The season will take place at Regent St cinema, which is not only London’s oldest cinema hall but has a firm commitment to repertory programming and ambitious world cinema.
CURATOR
Konstantin Shavlovsky
Konstantin is Film Editor of the weekly publication, Kommersant Weekend. He has realized a number of interdisciplinary projects including “House of Voices” in the Museum of Moscow, “Alexey Balabanov. Crossroads” in the Centre for Art and Music, Em. V. Mayakovsky,. He is the Founder of the cultural and educational platform “Order of Words.” He is also Deputy Head of the Cinema section of the St. Petersburg International Cultural Forum and a member of the Board of the Guild of Film Experts and Russian film critics.
SEASON DATES
2 May – 27 June
PRESS NIGHT
2 May – early start 7pm followed by a ‘supra’ at Terroirs Trafalgar Square
SCREENING TIMES
7.30pm except for Press Night Otar Iosseliani’s Falling Leaves from 6.30pm
YOUTH ON THE MARCH! THE RISE OF THE SOVIET NEW WAVE
FALLING LEAVES by OTAR IOSSELIANI (1966)
An idealistic young worker discovers the immoral realities of a state-‐run wine collective in this complex meditation on factory life, disappearing rural traditions and Georgian history.
2 May, 6.30pm
WE’LL LIVE TIL MONDAY by STANISLAV ROSTOTSKY (1968)
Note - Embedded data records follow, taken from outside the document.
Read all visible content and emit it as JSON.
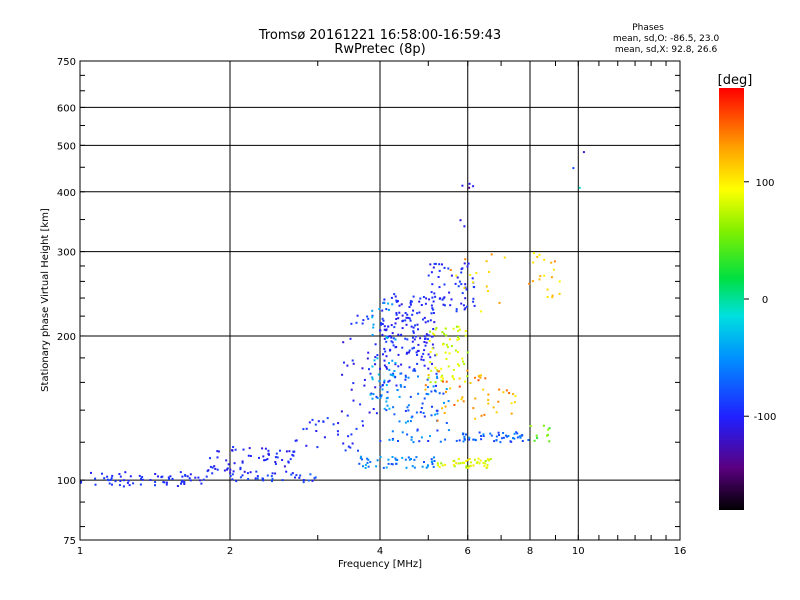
{
  "header": {
    "title": "Tromsø 20161221 16:58:00-16:59:43",
    "subtitle": "RwPretec (8p)"
  },
  "phase_box": {
    "title": "Phases",
    "line_o": "mean, sd,O: -86.5, 23.0",
    "line_x": "mean, sd,X:  92.8, 26.6"
  },
  "colorbar": {
    "unit_label": "[deg]",
    "range": [
      -180,
      180
    ],
    "ticks": [
      {
        "value": 100,
        "label": "100"
      },
      {
        "value": 0,
        "label": "0"
      },
      {
        "value": -100,
        "label": "-100"
      }
    ]
  },
  "chart_data": {
    "type": "scatter",
    "xlabel": "Frequency [MHz]",
    "ylabel": "Stationary phase Virtual Height [km]",
    "x_scale": "log",
    "y_scale": "log",
    "xlim": [
      1,
      16
    ],
    "ylim": [
      75,
      750
    ],
    "xticks": [
      {
        "value": 1,
        "label": "1"
      },
      {
        "value": 2,
        "label": "2"
      },
      {
        "value": 4,
        "label": "4"
      },
      {
        "value": 6,
        "label": "6"
      },
      {
        "value": 8,
        "label": "8"
      },
      {
        "value": 10,
        "label": "10"
      },
      {
        "value": 16,
        "label": "16"
      }
    ],
    "yticks": [
      {
        "value": 75,
        "label": "75"
      },
      {
        "value": 100,
        "label": "100"
      },
      {
        "value": 200,
        "label": "200"
      },
      {
        "value": 300,
        "label": "300"
      },
      {
        "value": 400,
        "label": "400"
      },
      {
        "value": 500,
        "label": "500"
      },
      {
        "value": 600,
        "label": "600"
      },
      {
        "value": 750,
        "label": "750"
      }
    ],
    "grid": true,
    "color_by": "phase [deg]",
    "point_groups": [
      {
        "x_range": [
          1.0,
          1.8
        ],
        "y_range": [
          97,
          104
        ],
        "phase_range": [
          -115,
          -95
        ],
        "count": 70
      },
      {
        "x_range": [
          1.8,
          2.7
        ],
        "y_range": [
          103,
          118
        ],
        "phase_range": [
          -125,
          -95
        ],
        "count": 70
      },
      {
        "x_range": [
          2.0,
          3.0
        ],
        "y_range": [
          99,
          103
        ],
        "phase_range": [
          -110,
          -80
        ],
        "count": 30
      },
      {
        "x_range": [
          2.7,
          3.7
        ],
        "y_range": [
          115,
          135
        ],
        "phase_range": [
          -120,
          -90
        ],
        "count": 30
      },
      {
        "x_range": [
          3.3,
          4.0
        ],
        "y_range": [
          135,
          200
        ],
        "phase_range": [
          -130,
          -100
        ],
        "count": 30
      },
      {
        "x_range": [
          3.5,
          3.9
        ],
        "y_range": [
          212,
          222
        ],
        "phase_range": [
          -110,
          -90
        ],
        "count": 8
      },
      {
        "x_range": [
          4.0,
          5.2
        ],
        "y_range": [
          170,
          245
        ],
        "phase_range": [
          -120,
          -95
        ],
        "count": 160
      },
      {
        "x_range": [
          4.0,
          5.5
        ],
        "y_range": [
          120,
          170
        ],
        "phase_range": [
          -110,
          -50
        ],
        "count": 100
      },
      {
        "x_range": [
          3.8,
          4.3
        ],
        "y_range": [
          140,
          240
        ],
        "phase_range": [
          -60,
          -30
        ],
        "count": 40
      },
      {
        "x_range": [
          3.6,
          5.2
        ],
        "y_range": [
          106,
          112
        ],
        "phase_range": [
          -90,
          -40
        ],
        "count": 50
      },
      {
        "x_range": [
          5.2,
          6.8
        ],
        "y_range": [
          106,
          111
        ],
        "phase_range": [
          60,
          110
        ],
        "count": 45
      },
      {
        "x_range": [
          5.7,
          8.0
        ],
        "y_range": [
          120,
          126
        ],
        "phase_range": [
          -100,
          -60
        ],
        "count": 50
      },
      {
        "x_range": [
          8.0,
          9.0
        ],
        "y_range": [
          120,
          130
        ],
        "phase_range": [
          20,
          70
        ],
        "count": 10
      },
      {
        "x_range": [
          5.0,
          6.0
        ],
        "y_range": [
          160,
          210
        ],
        "phase_range": [
          60,
          100
        ],
        "count": 60
      },
      {
        "x_range": [
          5.0,
          6.2
        ],
        "y_range": [
          225,
          285
        ],
        "phase_range": [
          -120,
          -95
        ],
        "count": 60
      },
      {
        "x_range": [
          4.8,
          6.6
        ],
        "y_range": [
          130,
          170
        ],
        "phase_range": [
          110,
          160
        ],
        "count": 35
      },
      {
        "x_range": [
          6.5,
          7.5
        ],
        "y_range": [
          135,
          155
        ],
        "phase_range": [
          100,
          150
        ],
        "count": 15
      },
      {
        "x_range": [
          5.5,
          7.2
        ],
        "y_range": [
          220,
          300
        ],
        "phase_range": [
          90,
          140
        ],
        "count": 15
      },
      {
        "x_range": [
          7.9,
          9.3
        ],
        "y_range": [
          240,
          300
        ],
        "phase_range": [
          90,
          140
        ],
        "count": 20
      },
      {
        "x_range": [
          5.8,
          6.2
        ],
        "y_range": [
          330,
          420
        ],
        "phase_range": [
          -150,
          -110
        ],
        "count": 6
      },
      {
        "x_range": [
          9.6,
          10.3
        ],
        "y_range": [
          395,
          500
        ],
        "phase_range": [
          -130,
          150
        ],
        "count": 3
      }
    ]
  }
}
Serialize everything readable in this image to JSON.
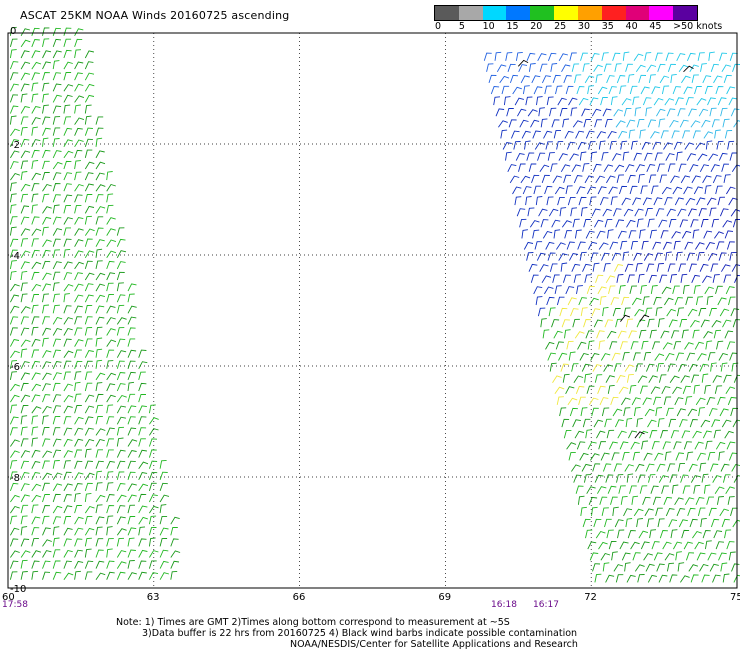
{
  "title": "ASCAT 25KM NOAA Winds 20160725 ascending",
  "legend": {
    "labels": [
      "0",
      "5",
      "10",
      "15",
      "20",
      "25",
      "30",
      "35",
      "40",
      "45",
      ">50 knots"
    ],
    "colors": [
      "#5a5a5a",
      "#a8a8a8",
      "#00d8ff",
      "#0078ff",
      "#20c020",
      "#ffff00",
      "#ffa000",
      "#ff2020",
      "#e00078",
      "#ff00ff",
      "#5a00a0"
    ]
  },
  "chart_data": {
    "type": "scatter",
    "x_ticks": [
      "60",
      "63",
      "66",
      "69",
      "72",
      "75"
    ],
    "y_ticks": [
      "0",
      "-2",
      "-4",
      "-6",
      "-8",
      "-10"
    ],
    "xlim": [
      60,
      75
    ],
    "ylim": [
      -10,
      0
    ],
    "grid": true,
    "swaths": [
      {
        "name": "west swath",
        "lon_range_top": [
          60,
          61.5
        ],
        "lon_range_bottom": [
          60,
          63.6
        ],
        "wind_knots": [
          15,
          20
        ],
        "color": "#20a020"
      },
      {
        "name": "east swath",
        "lon_range_top": [
          69.8,
          75
        ],
        "lon_range_bottom": [
          72.1,
          75
        ],
        "wind_knots": [
          5,
          25
        ],
        "regions": [
          "cyan 5-10 north",
          "blue 10-15 mid",
          "green 15-20 south",
          "yellow 20-25 center"
        ]
      }
    ],
    "times": [
      {
        "label": "17:58",
        "lon": 60
      },
      {
        "label": "16:18",
        "lon": 70.8
      },
      {
        "label": "16:17",
        "lon": 71.9
      }
    ]
  },
  "notes": {
    "line1": "Note: 1) Times are GMT 2)Times along bottom correspond to measurement at ~5S",
    "line2": "3)Data buffer is 22 hrs from 20160725 4) Black wind barbs indicate possible contamination",
    "line3": "NOAA/NESDIS/Center for Satellite Applications and Research"
  }
}
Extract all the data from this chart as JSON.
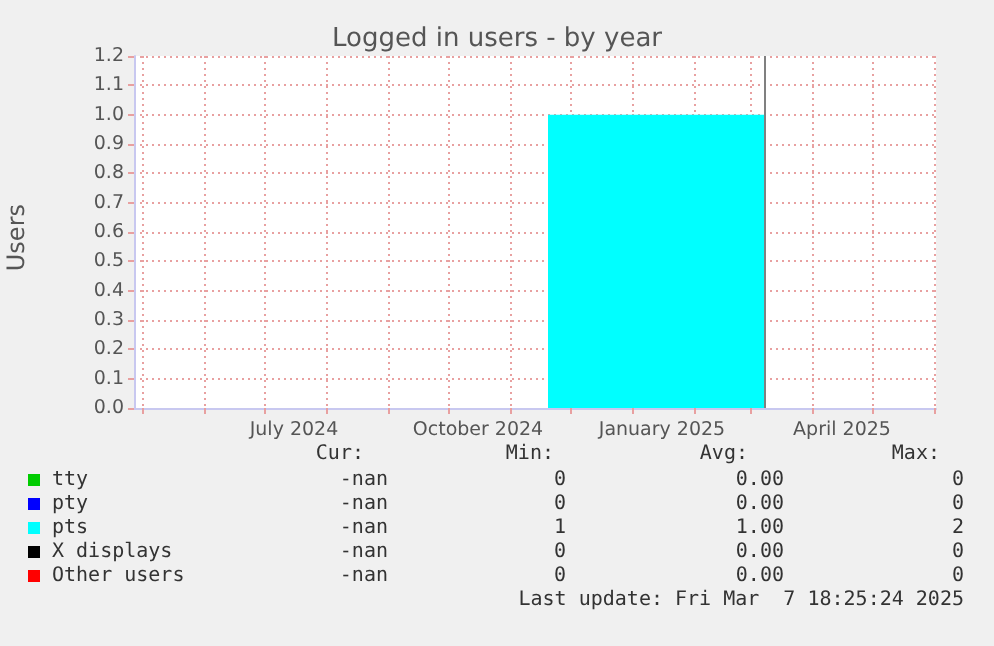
{
  "chart_data": {
    "type": "area",
    "title": "Logged in users - by year",
    "ylabel": "Users",
    "legend": "bottom",
    "grid": true,
    "xlim": [
      "2024-04-27",
      "2025-06-02"
    ],
    "xticks": [
      {
        "value": "2024-05-01",
        "label": null
      },
      {
        "value": "2024-06-01",
        "label": null
      },
      {
        "value": "2024-07-01",
        "label": null
      },
      {
        "value": "2024-07-16",
        "label": "July 2024"
      },
      {
        "value": "2024-08-01",
        "label": null
      },
      {
        "value": "2024-09-01",
        "label": null
      },
      {
        "value": "2024-10-01",
        "label": null
      },
      {
        "value": "2024-10-16",
        "label": "October 2024"
      },
      {
        "value": "2024-11-01",
        "label": null
      },
      {
        "value": "2024-12-01",
        "label": null
      },
      {
        "value": "2025-01-01",
        "label": null
      },
      {
        "value": "2025-01-16",
        "label": "January 2025"
      },
      {
        "value": "2025-02-01",
        "label": null
      },
      {
        "value": "2025-03-01",
        "label": null
      },
      {
        "value": "2025-04-01",
        "label": null
      },
      {
        "value": "2025-04-16",
        "label": "April 2025"
      },
      {
        "value": "2025-05-01",
        "label": null
      },
      {
        "value": "2025-06-01",
        "label": null
      }
    ],
    "ylim": [
      0,
      1.2
    ],
    "yticks": [
      {
        "value": 0,
        "label": "0.0"
      },
      0.1,
      0.2,
      0.3,
      0.4,
      0.5,
      0.6,
      0.7,
      0.8,
      0.9,
      {
        "value": 1,
        "label": "1.0"
      },
      1.1,
      1.2
    ],
    "x": [
      "2024-11-20",
      "2025-03-08"
    ],
    "series": [
      {
        "name": "tty",
        "color": "#00cc00",
        "values": [
          null,
          null
        ]
      },
      {
        "name": "pty",
        "color": "#0000ff",
        "values": [
          null,
          null
        ]
      },
      {
        "name": "pts",
        "color": "#00ffff",
        "values": [
          1,
          1
        ]
      },
      {
        "name": "X displays",
        "color": "#000000",
        "values": [
          null,
          null
        ]
      },
      {
        "name": "Other users",
        "color": "#ff0000",
        "values": [
          null,
          null
        ]
      }
    ],
    "ref_lines": [
      {
        "axis": "x",
        "value": "2025-03-07T18:25",
        "color": "#808080"
      }
    ],
    "annotations": [
      "Cur:",
      "Min:",
      "Avg:",
      "Max:",
      "-nan",
      "0",
      "0.00",
      "0",
      "-nan",
      "0",
      "0.00",
      "0",
      "-nan",
      "1",
      "1.00",
      "2",
      "-nan",
      "0",
      "0.00",
      "0",
      "-nan",
      "0",
      "0.00",
      "0",
      "Last update: Fri Mar  7 18:25:24 2025"
    ]
  }
}
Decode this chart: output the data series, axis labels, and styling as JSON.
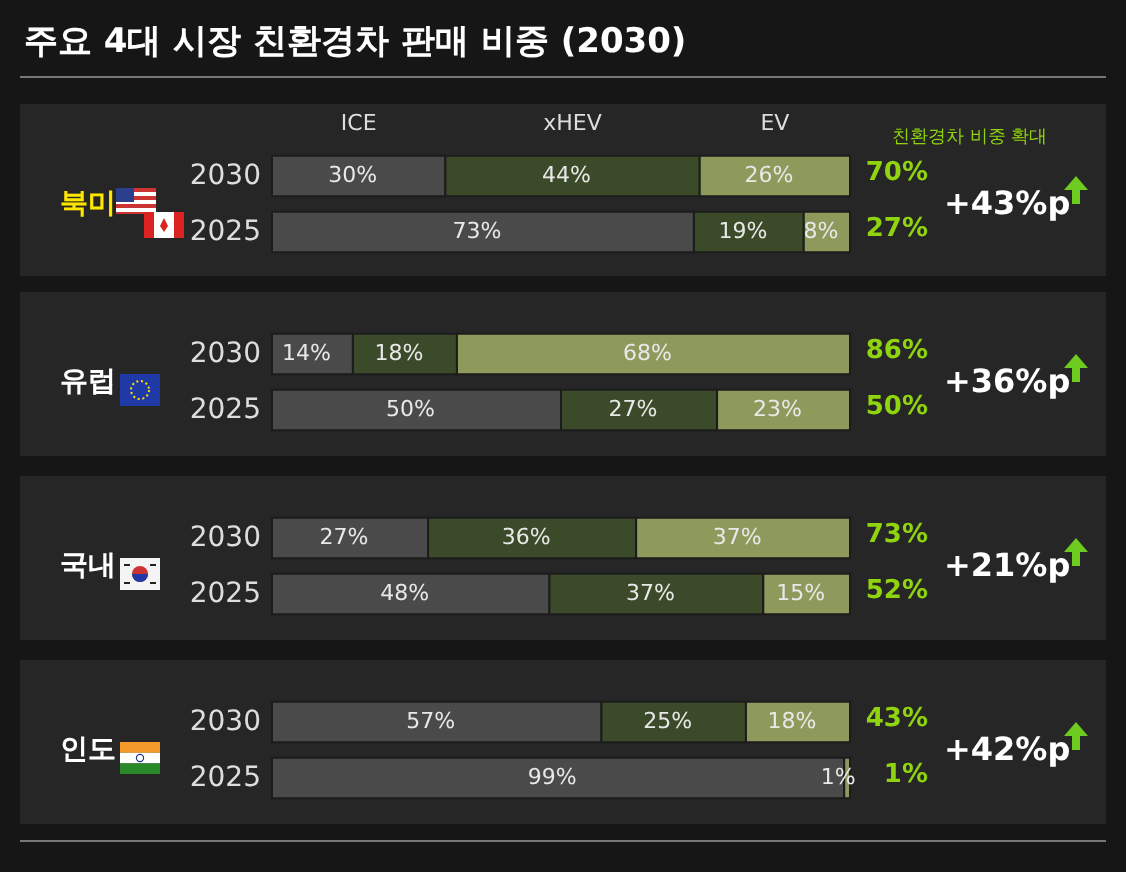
{
  "chart_data": [
    {
      "type": "bar",
      "title": "주요 4대 시장 친환경차 판매 비중 (2030)",
      "ylabel": "북미",
      "orientation": "horizontal",
      "stacked": true,
      "tick_labels": "y",
      "categories": [
        "2030",
        "2025"
      ],
      "series": [
        {
          "name": "ICE",
          "color": "#4a4a4a",
          "values": [
            30,
            73
          ],
          "value_labels": [
            "30%",
            "73%"
          ]
        },
        {
          "name": "xHEV",
          "color": "#3b4a29",
          "values": [
            44,
            19
          ],
          "value_labels": [
            "44%",
            "19%"
          ]
        },
        {
          "name": "EV",
          "color": "#8e9a5c",
          "values": [
            26,
            8
          ],
          "value_labels": [
            "26%",
            "8%"
          ]
        }
      ],
      "annotations": [
        "친환경차 비중 확대",
        "70%",
        "27%",
        "+43%p"
      ]
    },
    {
      "type": "bar",
      "ylabel": "유럽",
      "orientation": "horizontal",
      "stacked": true,
      "tick_labels": "y",
      "categories": [
        "2030",
        "2025"
      ],
      "series": [
        {
          "color": "#4a4a4a",
          "values": [
            14,
            50
          ],
          "value_labels": [
            "14%",
            "50%"
          ]
        },
        {
          "color": "#3b4a29",
          "values": [
            18,
            27
          ],
          "value_labels": [
            "18%",
            "27%"
          ]
        },
        {
          "color": "#8e9a5c",
          "values": [
            68,
            23
          ],
          "value_labels": [
            "68%",
            "23%"
          ]
        }
      ],
      "annotations": [
        "86%",
        "50%",
        "+36%p"
      ]
    },
    {
      "type": "bar",
      "ylabel": "국내",
      "orientation": "horizontal",
      "stacked": true,
      "tick_labels": "y",
      "categories": [
        "2030",
        "2025"
      ],
      "series": [
        {
          "color": "#4a4a4a",
          "values": [
            27,
            48
          ],
          "value_labels": [
            "27%",
            "48%"
          ]
        },
        {
          "color": "#3b4a29",
          "values": [
            36,
            37
          ],
          "value_labels": [
            "36%",
            "37%"
          ]
        },
        {
          "color": "#8e9a5c",
          "values": [
            37,
            15
          ],
          "value_labels": [
            "37%",
            "15%"
          ]
        }
      ],
      "annotations": [
        "73%",
        "52%",
        "+21%p"
      ]
    },
    {
      "type": "bar",
      "ylabel": "인도",
      "orientation": "horizontal",
      "stacked": true,
      "tick_labels": "y",
      "categories": [
        "2030",
        "2025"
      ],
      "series": [
        {
          "color": "#4a4a4a",
          "values": [
            57,
            99
          ],
          "value_labels": [
            "57%",
            "99%"
          ]
        },
        {
          "color": "#3b4a29",
          "values": [
            25,
            null
          ],
          "value_labels": [
            "25%",
            null
          ]
        },
        {
          "color": "#8e9a5c",
          "values": [
            18,
            1
          ],
          "value_labels": [
            "18%",
            "1%"
          ]
        }
      ],
      "annotations": [
        "43%",
        "1%",
        "+42%p"
      ]
    }
  ]
}
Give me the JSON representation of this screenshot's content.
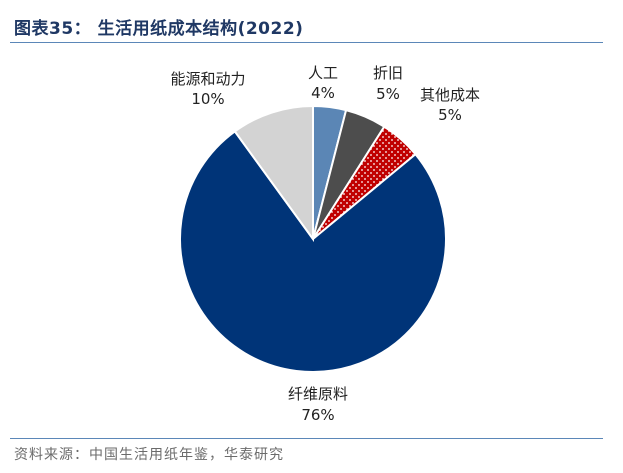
{
  "header": {
    "title": "图表35：  生活用纸成本结构(2022)"
  },
  "footer": {
    "source": "资料来源：中国生活用纸年鉴，华泰研究"
  },
  "chart_data": {
    "type": "pie",
    "title": "生活用纸成本结构(2022)",
    "slices": [
      {
        "name": "人工",
        "value": 4,
        "label": "4%",
        "color": "#5b86b5"
      },
      {
        "name": "折旧",
        "value": 5,
        "label": "5%",
        "color": "#4d4d4d"
      },
      {
        "name": "其他成本",
        "value": 5,
        "label": "5%",
        "color": "#c00000",
        "pattern": "dots"
      },
      {
        "name": "纤维原料",
        "value": 76,
        "label": "76%",
        "color": "#003478"
      },
      {
        "name": "能源和动力",
        "value": 10,
        "label": "10%",
        "color": "#d3d3d3"
      }
    ],
    "legend": "none"
  }
}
A bittersweet comedy about a high school history teacher who must choose between his head and his heart: will he abide by the rules of school or give way to his natural warmth of feeling towards fellow teacher, Natalya?
9 May, 7.30pm
LONG GOODBYE by KIRA MURATOVA (1971)
This little‐known masterpiece by Kira Muratova focuses on the rare narrative of a mother’s overbearing love for her son.
17May, 7.30pm
WOODPECKERS DON’T GET HEADACHES by DINARA ASANOVA (1975)
Young boy Mukha longs to be taken seriously as an adult and a rock musician. When he falls in love one summer, he begins to hear music everywhere, from the rain to the woodpecker’s rattle.
22May,7.30pm
COURIER by KARIN SHAKHNAZAROV (1986)
Russia’s equivalent of the Breakfast Club follows teenager Ivan as he rebels against tradition, in the exciting new world of Adidas, skate-culture, breakdancing and pop music.
30 May, 7.30pm
IS IT EASY TO BE YOUNG? by JURIS PODNIEKS (1987)
Hailed as one of the most controversial films of the era, this ground-breaking documentary is a portrait of rebellious teenagers growing up under communist rule in Latvia.
7 June, 7.30pm
ASSA by SERGEI SOLOVIEV (1987)
The film that brought Russian rock music from the underground into the mainstream, this cult crime classic is the tale of a young nurse, her mafia lover and a young musician.
13 June, 7.30pm
THE NEEDLE by RASHID NUGMANOV (1988)
Part Pulp Fiction, part Betty Blue, Needle charts the attempt of enigmatic drifter Moro, who returns to Almaty to find his ex‐girlfriend stuck in the underground World of drugs, mafia and violence.
20 June, 7.30pm
LITTLE VERA by VASILI PICHUL (1988)
The film that shocked Soviet audiences with on‐screen nudity for the first time, Little Vera is the portrait of a feisty, mean‐minded hellcat who injects chaos into her dull provincial town.